The paradox in Chinese society is that in order to help to the public, you have to admit they need help. But admitting a need for help might cause panic, threatening the mechanisms by which public outcry is mediated, which Dali Yang has called the “stability maintenance regime.” In this case, the officials had two conflicting directives: one, to maintain order and stability amid a crisis that might necessitate unfettered social media discourse in order to allow much-needed help to be sought. Second, to provide relief and care for the thousands of Chinese infected by the virus and millions of others worried about contracting it. Based on their waxing and waning action and inaction, officials on both the central and local level prioritized the first directive over the second: stability before safety.
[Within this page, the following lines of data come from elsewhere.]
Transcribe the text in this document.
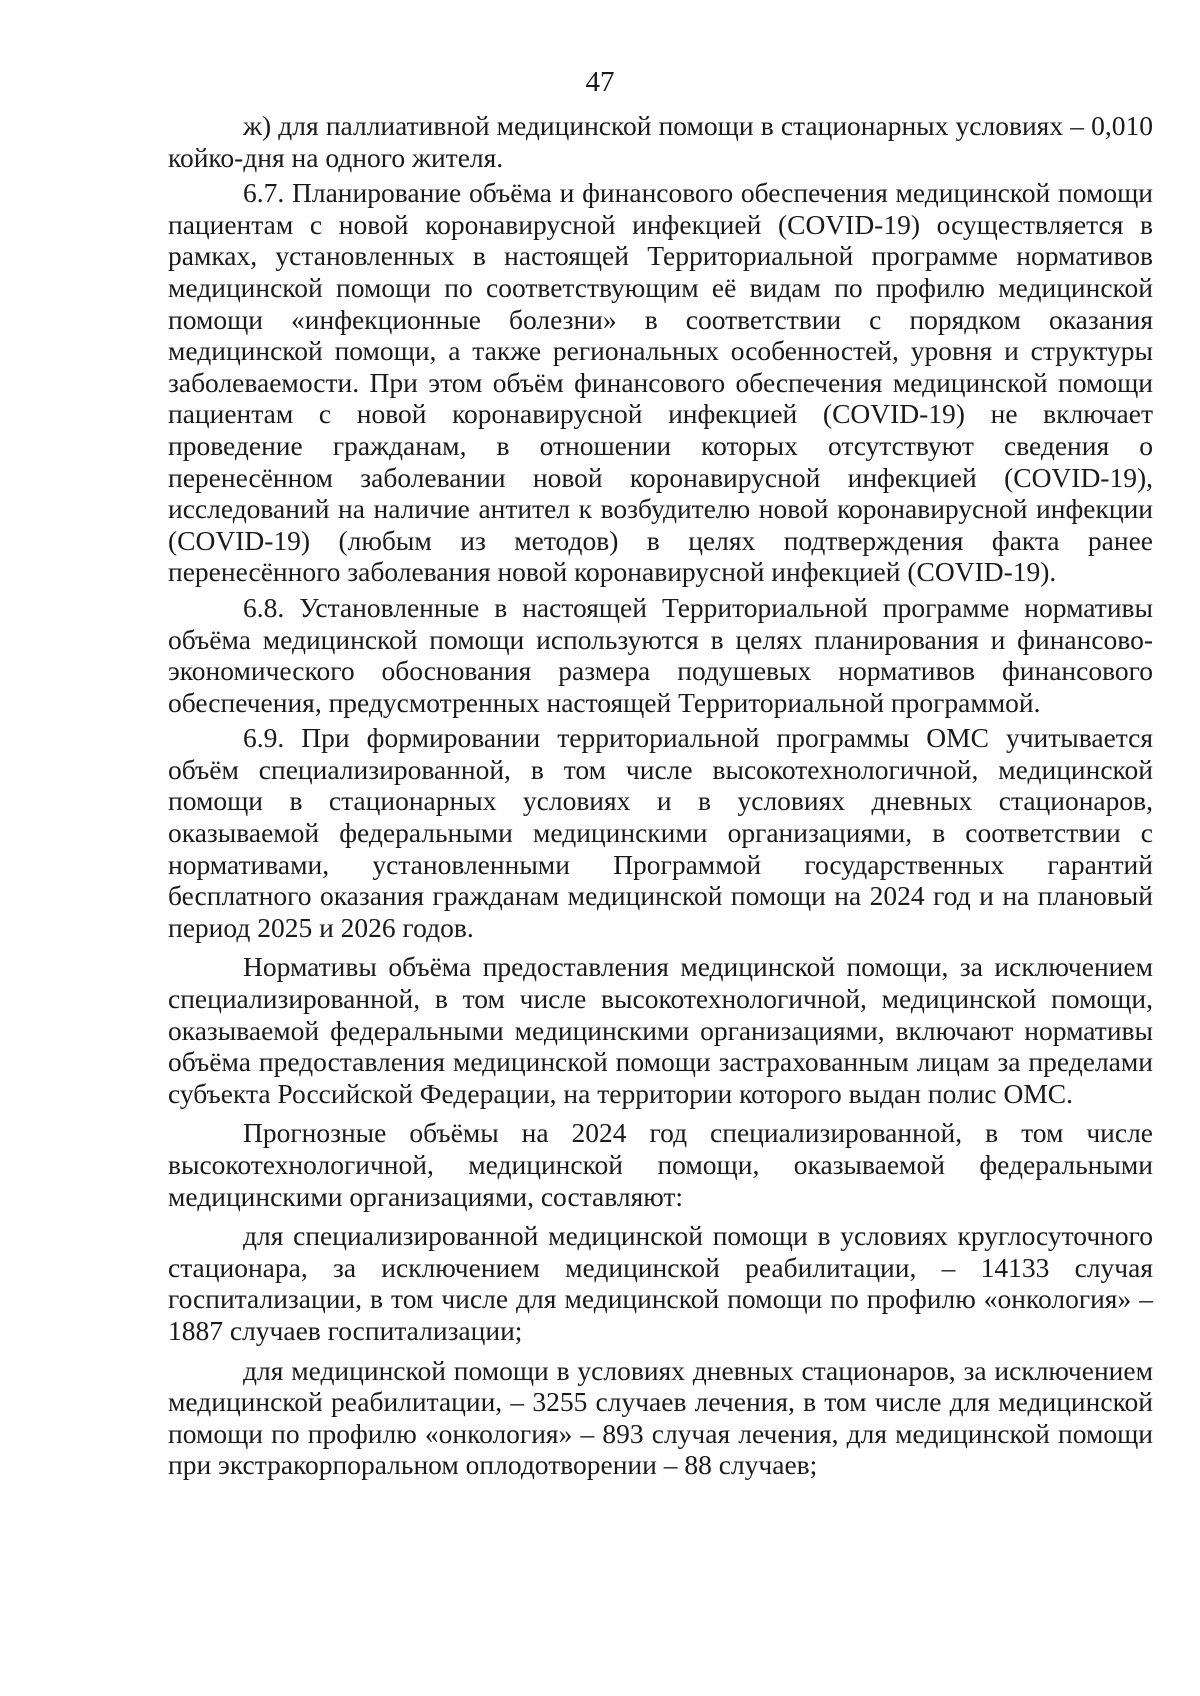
47

ж) для паллиативной медицинской помощи в стационарных условиях – 0,010 койко-дня на одного жителя.

6.7. Планирование объёма и финансового обеспечения медицинской помощи пациентам с новой коронавирусной инфекцией (COVID-19) осуществляется в рамках, установленных в настоящей Территориальной программе нормативов медицинской помощи по соответствующим её видам по профилю медицинской помощи «инфекционные болезни» в соответствии с порядком оказания медицинской помощи, а также региональных особенностей, уровня и структуры заболеваемости. При этом объём финансового обеспечения медицинской помощи пациентам с новой коронавирусной инфекцией (COVID-19) не включает проведение гражданам, в отношении которых отсутствуют сведения о перенесённом заболевании новой коронавирусной инфекцией (COVID-19), исследований на наличие антител к возбудителю новой коронавирусной инфекции (COVID-19) (любым из методов) в целях подтверждения факта ранее перенесённого заболевания новой коронавирусной инфекцией (COVID-19).

6.8. Установленные в настоящей Территориальной программе нормативы объёма медицинской помощи используются в целях планирования и финансово-экономического обоснования размера подушевых нормативов финансового обеспечения, предусмотренных настоящей Территориальной программой.

6.9. При формировании территориальной программы ОМС учитывается объём специализированной, в том числе высокотехнологичной, медицинской помощи в стационарных условиях и в условиях дневных стационаров, оказываемой федеральными медицинскими организациями, в соответствии с нормативами, установленными Программой государственных гарантий бесплатного оказания гражданам медицинской помощи на 2024 год и на плановый период 2025 и 2026 годов.

Нормативы объёма предоставления медицинской помощи, за исключением специализированной, в том числе высокотехнологичной, медицинской помощи, оказываемой федеральными медицинскими организациями, включают нормативы объёма предоставления медицинской помощи застрахованным лицам за пределами субъекта Российской Федерации, на территории которого выдан полис ОМС.

Прогнозные объёмы на 2024 год специализированной, в том числе высокотехнологичной, медицинской помощи, оказываемой федеральными медицинскими организациями, составляют:

для специализированной медицинской помощи в условиях круглосуточного стационара, за исключением медицинской реабилитации, – 14133 случая госпитализации, в том числе для медицинской помощи по профилю «онкология» – 1887 случаев госпитализации;

для медицинской помощи в условиях дневных стационаров, за исключением медицинской реабилитации, – 3255 случаев лечения, в том числе для медицинской помощи по профилю «онкология» – 893 случая лечения, для медицинской помощи при экстракорпоральном оплодотворении – 88 случаев;
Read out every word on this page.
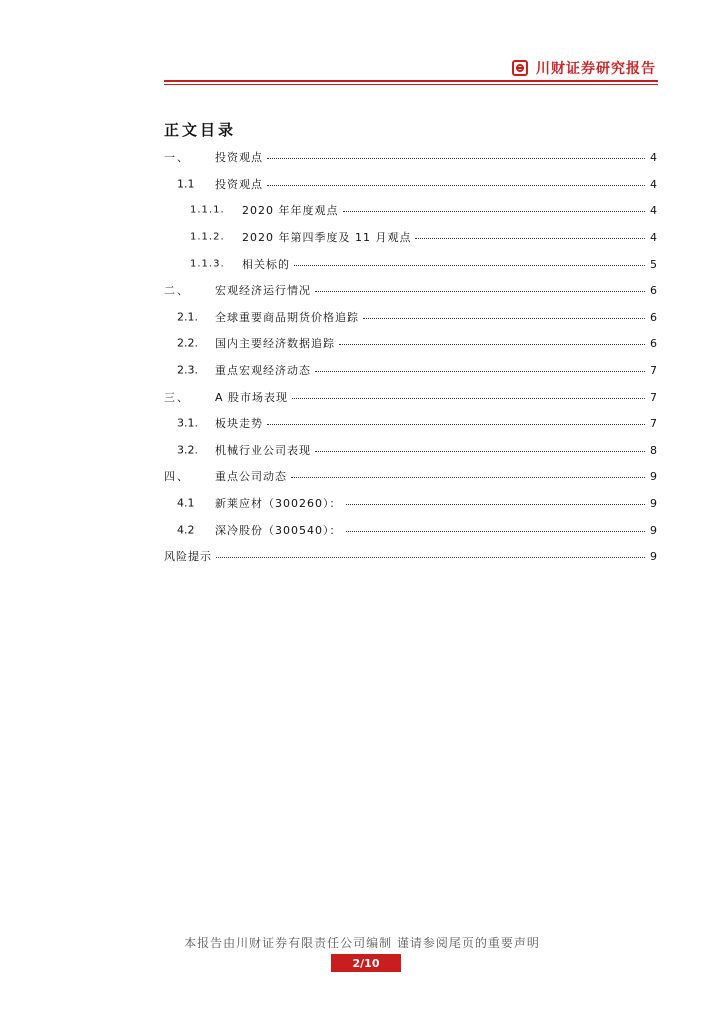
川财证券研究报告
正文目录
一、 投资观点	4
1.1 投资观点	4
1.1.1. 2020 年年度观点	4
1.1.2. 2020 年第四季度及 11 月观点	4
1.1.3. 相关标的	5
二、 宏观经济运行情况	6
2.1. 全球重要商品期货价格追踪	6
2.2. 国内主要经济数据追踪	6
2.3. 重点宏观经济动态	7
三、 A 股市场表现	7
3.1. 板块走势	7
3.2. 机械行业公司表现	8
四、 重点公司动态	9
4.1 新莱应材（300260）：	9
4.2 深冷股份（300540）：	9
风险提示	9
本报告由川财证券有限责任公司编制 谨请参阅尾页的重要声明
2/10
During the five-day period where the state was clearly absent, the central government was trying to decide which way to go. Now, based on the tolerance of disparaging comments directed toward local officials who can serve as performative scapegoats (in stark opposition to the hasty censoring of any direct criticism toward the central government, which gets labeled a “rumor” and deleted) and the increasingly positive narrative being pushed on state media, it seems the central authorities have found a balance between acknowledgement and stability that they are comfortable with. It remains to be seen whether public health in Wuhan, China, and the rest of the world stands to benefit from the careful balance the Party has struck.

Johanna M. Costigan is a freelance journalist and an MSc candidate in Contemporary Chinese Studies at the University of Oxford.

Xu Xin is an MSc candidate in Contemporary Chineses Studies at the University of Oxford.